Пока стоят теплые дни, сказал Матвей, можно положить деревянный настил на крыше, нужна специальная доска, влагоустойчивая, Иван Лапидис свяжется с ребятами из СМУ-5, найдем и материал для каркаса, чтоб не боялся дождя, снега и всякой непогоды.

— А подниматься на крышу как? — спросила Марина. — От чердачного пола до гребня крыши хороших три метра. Три с гаком.

Сделаем, сказал Фабрикант, винтовую лестницу с перилами, балясины по форме, какую сегодня можно найти в старых домах на Ришельевской, Пушкинской, Дерибасовской, где не успели еще полностью изуродовать.

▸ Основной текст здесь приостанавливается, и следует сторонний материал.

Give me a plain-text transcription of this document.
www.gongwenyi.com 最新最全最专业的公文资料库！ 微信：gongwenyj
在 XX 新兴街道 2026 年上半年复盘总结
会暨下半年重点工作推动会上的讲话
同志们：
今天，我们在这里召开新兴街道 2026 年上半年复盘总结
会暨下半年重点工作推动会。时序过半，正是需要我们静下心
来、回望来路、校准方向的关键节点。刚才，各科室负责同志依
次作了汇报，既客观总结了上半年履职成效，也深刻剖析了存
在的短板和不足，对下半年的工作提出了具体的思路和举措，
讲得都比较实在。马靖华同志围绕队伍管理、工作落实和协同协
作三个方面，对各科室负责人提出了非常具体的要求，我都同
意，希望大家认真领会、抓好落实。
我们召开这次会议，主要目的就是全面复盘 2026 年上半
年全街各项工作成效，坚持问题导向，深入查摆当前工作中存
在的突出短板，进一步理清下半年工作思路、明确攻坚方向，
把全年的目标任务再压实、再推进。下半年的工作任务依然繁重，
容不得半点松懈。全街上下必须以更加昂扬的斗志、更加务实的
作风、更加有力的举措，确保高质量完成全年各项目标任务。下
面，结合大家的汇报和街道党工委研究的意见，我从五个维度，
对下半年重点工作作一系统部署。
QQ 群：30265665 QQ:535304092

Настил на крыше удалось положить, пока погода позволяла вести открытые работы. Взялись ставить деревянный каркас, хоть декабрь выдался с холодными влажными ветрами, которые дули с моря, температура воздуха держалась ниже нуля, крыша покрылась наледью, каждый шаг на жестяной кровле можно было делать, лишь имея надежную опору под рукой или привязав себя канатом к деревянному, с металлическими скобами, каркасу, установленному и закрепленному так, чтоб мог выдержать неожиданные, с резкими толчками перемены нагрузки.